Writer Bonnard Lawson

The Law no. 15 of 2017 regulating the inheritance, wills and probate for non-Muslims (“Law”) aims to establish a clear legal framework for the registration and the enforcement of wills of non-Muslims living and working in Dubai, including the DIFC. It allows them to draft wills in accordance with their national inheritance laws and regulates enforcement of such instruments in Dubai.

Prior to the law’s promulgation, there was no specific mechanism for registering wills for non-Muslims in the emirate. The only option was to request the application of the Law of their home country in line with the Federal Law no. 28 of 2005 on Personal Status. Otherwise, assets would be disbursed according to sharia law based on a fixed share allocation system.

Pursuant to the new legislation, the Dubai Courts and the DIFC Courts shall establish a register of non-Muslims. Their presidents are authorised to define form of the register, to determine the required data as well as registration procedures.

The Law also subjects the registration to a number of conditions. The testator must be a non-Muslim of at least 21 years of age, and capable of discernment. Furthermore, he or she may not be deprived from disposing his/her assets nor in a state of bankruptcy. The will must be signed by the testator in the presence of two witnesses. In addition, the will shall mention an executor at the time of registration.

The Law further stipulates certain conditions of validity. In particular, the assets mentioned in the will need to be defined or able to be defined, existent, and owned by the testator. Moreover, it must be possible to convey the assets to the beneficiaries at the time of death. In case the will contains a condition that is contrary to public order or morals, such condition shall be considered null and void without however affecting the remaining conditions of the will.

In case of multiple wills, the registered will shall prevail. If several wills are registered, the one most recently recorded with the Registry shall be deemed the final will of the deceased. If however none of the wills are registered, all of them shall be taken into consideration; in cases of conflict, the competent court shall adjudicate the matter.

All rights and liabilities of the testator shall be transferred to the beneficiaries alongside the disposed assets. If any of beneficiaries refuses to pay off any debt owed to a third party, he/she will be deprived from all rights under the will.

Pursuant to the Law, the appointment of an executor occurs either in the will itself or through a separate document. The executor must be of 21 years of age, capable of discernment, have no interest in the estate of the deceased. In addition, he/she may not have been convicted for a moral crime, nor be in state of bankruptcy.

Under the supervision of the competent court, the executor will collect the assets of the estate, pay outstanding debts and distribute the assets. If required, he/she will collaborate with governmental and non-governmental authorities in the execution of the will. He/she shall represent the beneficiaries in all legal cases filed against them in relation to the estate or the will. The executor shall carry on his/her duties in good faith, maintain proper records of the estate, not to use the money of the estate for his/her benefit or facilitate the use of the money by third parties, and not to disclose any information or data concerning the will or the estate.

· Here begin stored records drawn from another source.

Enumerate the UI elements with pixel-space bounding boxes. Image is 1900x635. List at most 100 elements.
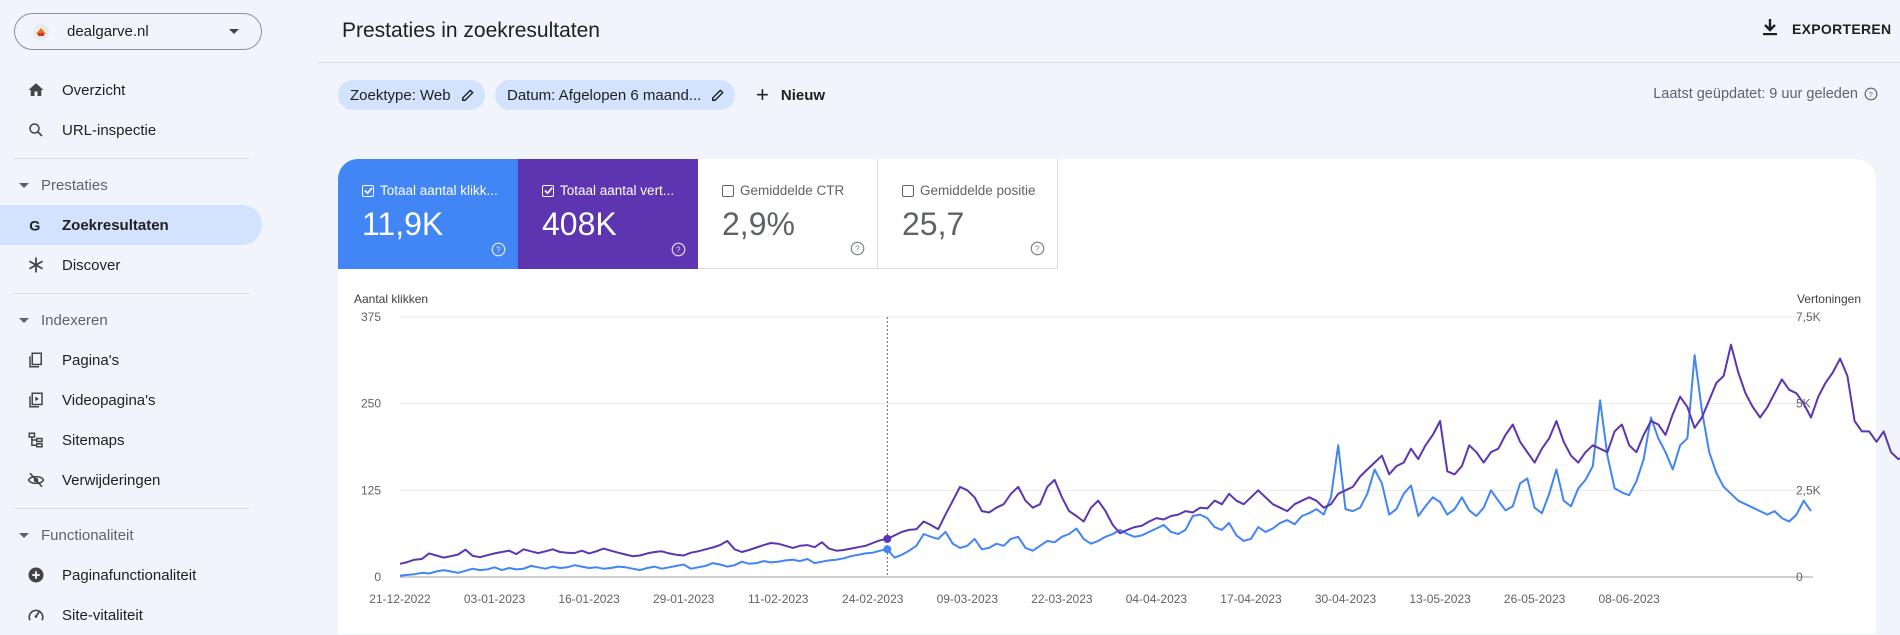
svg-text:G: G	[29, 218, 40, 234]
sidebar-item-label: Zoekresultaten	[62, 216, 169, 234]
download-icon	[1762, 18, 1778, 39]
metric-impressions[interactable]: Totaal aantal vert... 408K ?	[518, 159, 698, 269]
divider	[14, 158, 249, 159]
svg-text:?: ?	[496, 246, 501, 255]
checkbox-checked-icon[interactable]	[362, 184, 374, 197]
triangle-down-icon	[19, 182, 29, 188]
left-tick-label: 125	[361, 483, 381, 497]
sidebar-item-label: Sitemaps	[62, 431, 125, 449]
chip-label: Zoektype: Web	[350, 86, 451, 104]
filter-chip-date[interactable]: Datum: Afgelopen 6 maand...	[495, 80, 736, 110]
sidebar-item-verwijderingen[interactable]: Verwijderingen	[0, 460, 262, 500]
metric-value: 408K	[542, 206, 617, 242]
last-updated-text: Laatst geüpdatet: 9 uur geleden	[1653, 86, 1858, 102]
pages-icon	[26, 350, 46, 370]
filter-chip-search-type[interactable]: Zoektype: Web	[338, 80, 485, 110]
sidebar-item-label: Verwijderingen	[62, 471, 161, 489]
new-filter-button[interactable]: + Nieuw	[756, 80, 825, 110]
sidebar-item-paginas[interactable]: Pagina's	[0, 340, 262, 380]
left-tick-label: 250	[361, 397, 381, 411]
x-tick-label: 04-04-2023	[1126, 592, 1188, 606]
sidebar-item-site-vitaliteit[interactable]: Site-vitaliteit	[0, 595, 262, 635]
sidebar-item-label: Overzicht	[62, 81, 126, 99]
sidebar-item-label: Site-vitaliteit	[62, 606, 143, 624]
help-icon[interactable]: ?	[1030, 241, 1045, 256]
sidebar-item-label: Pagina's	[62, 351, 120, 369]
section-functionaliteit[interactable]: Functionaliteit	[0, 520, 134, 550]
metric-label: Gemiddelde CTR	[740, 183, 845, 198]
sidebar-item-label: URL-inspectie	[62, 121, 157, 139]
metric-value: 25,7	[902, 206, 965, 242]
x-tick-label: 24-02-2023	[842, 592, 904, 606]
checkbox-unchecked-icon[interactable]	[902, 184, 914, 197]
x-tick-label: 16-01-2023	[558, 592, 620, 606]
right-tick-label: 2,5K	[1796, 483, 1821, 497]
section-label: Functionaliteit	[41, 526, 134, 544]
metric-value: 11,9K	[362, 206, 444, 242]
metric-label: Gemiddelde positie	[920, 183, 1036, 198]
x-tick-label: 08-06-2023	[1598, 592, 1660, 606]
edit-pencil-icon	[461, 88, 475, 102]
section-indexeren[interactable]: Indexeren	[0, 305, 108, 335]
hover-point-clicks	[883, 545, 892, 554]
help-icon[interactable]: ?	[1864, 87, 1878, 101]
eye-off-icon	[26, 470, 46, 490]
property-logo-icon	[31, 22, 51, 42]
svg-text:?: ?	[1035, 245, 1040, 254]
x-tick-label: 29-01-2023	[653, 592, 715, 606]
speedometer-icon	[26, 605, 46, 625]
x-tick-label: 30-04-2023	[1315, 592, 1377, 606]
left-tick-label: 0	[374, 570, 381, 584]
sidebar: dealgarve.nl Overzicht URL-inspectie Pre…	[0, 0, 262, 634]
chevron-down-icon	[229, 29, 239, 34]
sidebar-item-label: Videopagina's	[62, 391, 156, 409]
google-g-icon: G	[26, 215, 46, 235]
metric-position[interactable]: Gemiddelde positie 25,7 ?	[878, 159, 1058, 269]
sidebar-item-label: Discover	[62, 256, 121, 274]
series-line-impressions	[399, 343, 1900, 565]
section-label: Prestaties	[41, 176, 108, 194]
sidebar-item-paginafunctionaliteit[interactable]: Paginafunctionaliteit	[0, 555, 262, 595]
checkbox-checked-icon[interactable]	[542, 184, 554, 197]
sidebar-item-videopaginas[interactable]: Videopagina's	[0, 380, 262, 420]
export-button[interactable]: EXPORTEREN	[1762, 18, 1891, 39]
svg-text:?: ?	[676, 246, 681, 255]
help-icon[interactable]: ?	[671, 242, 686, 257]
help-icon[interactable]: ?	[491, 242, 506, 257]
search-icon	[26, 120, 46, 140]
help-icon[interactable]: ?	[850, 241, 865, 256]
sidebar-item-sitemaps[interactable]: Sitemaps	[0, 420, 262, 460]
right-tick-label: 7,5K	[1796, 310, 1821, 324]
metric-clicks[interactable]: Totaal aantal klikk... 11,9K ?	[338, 159, 518, 269]
x-tick-label: 09-03-2023	[937, 592, 999, 606]
plus-icon: +	[756, 82, 769, 107]
chip-label: Datum: Afgelopen 6 maand...	[507, 86, 702, 104]
sidebar-item-label: Paginafunctionaliteit	[62, 566, 197, 584]
x-tick-label: 03-01-2023	[464, 592, 526, 606]
sidebar-item-discover[interactable]: Discover	[0, 245, 262, 285]
svg-text:?: ?	[855, 245, 860, 254]
x-tick-label: 17-04-2023	[1220, 592, 1282, 606]
checkbox-unchecked-icon[interactable]	[722, 184, 734, 197]
triangle-down-icon	[19, 317, 29, 323]
sidebar-item-zoekresultaten[interactable]: G Zoekresultaten	[0, 205, 262, 245]
property-selector[interactable]: dealgarve.nl	[14, 13, 262, 50]
sidebar-item-overzicht[interactable]: Overzicht	[0, 70, 262, 110]
series-line-clicks	[399, 354, 1812, 577]
divider	[14, 293, 249, 294]
last-updated: Laatst geüpdatet: 9 uur geleden ?	[1653, 86, 1878, 102]
video-page-icon	[26, 390, 46, 410]
left-tick-label: 375	[361, 310, 381, 324]
asterisk-icon	[26, 255, 46, 275]
metric-ctr[interactable]: Gemiddelde CTR 2,9% ?	[698, 159, 878, 269]
page-title: Prestaties in zoekresultaten	[342, 19, 600, 42]
sidebar-item-url-inspectie[interactable]: URL-inspectie	[0, 110, 262, 150]
divider	[14, 508, 249, 509]
sitemap-icon	[26, 430, 46, 450]
new-label: Nieuw	[780, 86, 826, 104]
section-prestaties[interactable]: Prestaties	[0, 170, 108, 200]
home-icon	[26, 80, 46, 100]
add-circle-icon	[26, 565, 46, 585]
x-tick-label: 22-03-2023	[1031, 592, 1093, 606]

The executor may use the services of a lawyer or an expert to assist him in the execution and administration of the estate. All unpaid debts and death expenses shall be paid first before conveying the assets to the beneficiaries.

Upon the request of the executor or any of the beneficiaries, the Court may, for valid reasons, order the dismissal of the executor. In the event of his/her dismissal, the executor must submit to the Court, within 60 days from the date of his/her notification of the dismissal order, a detailed report of all the works he performed during his/her appointment.

While the Law is a positive development, some uncertainty in terms of it practical application remains. To date, the Register has not been established with the Dubai Courts.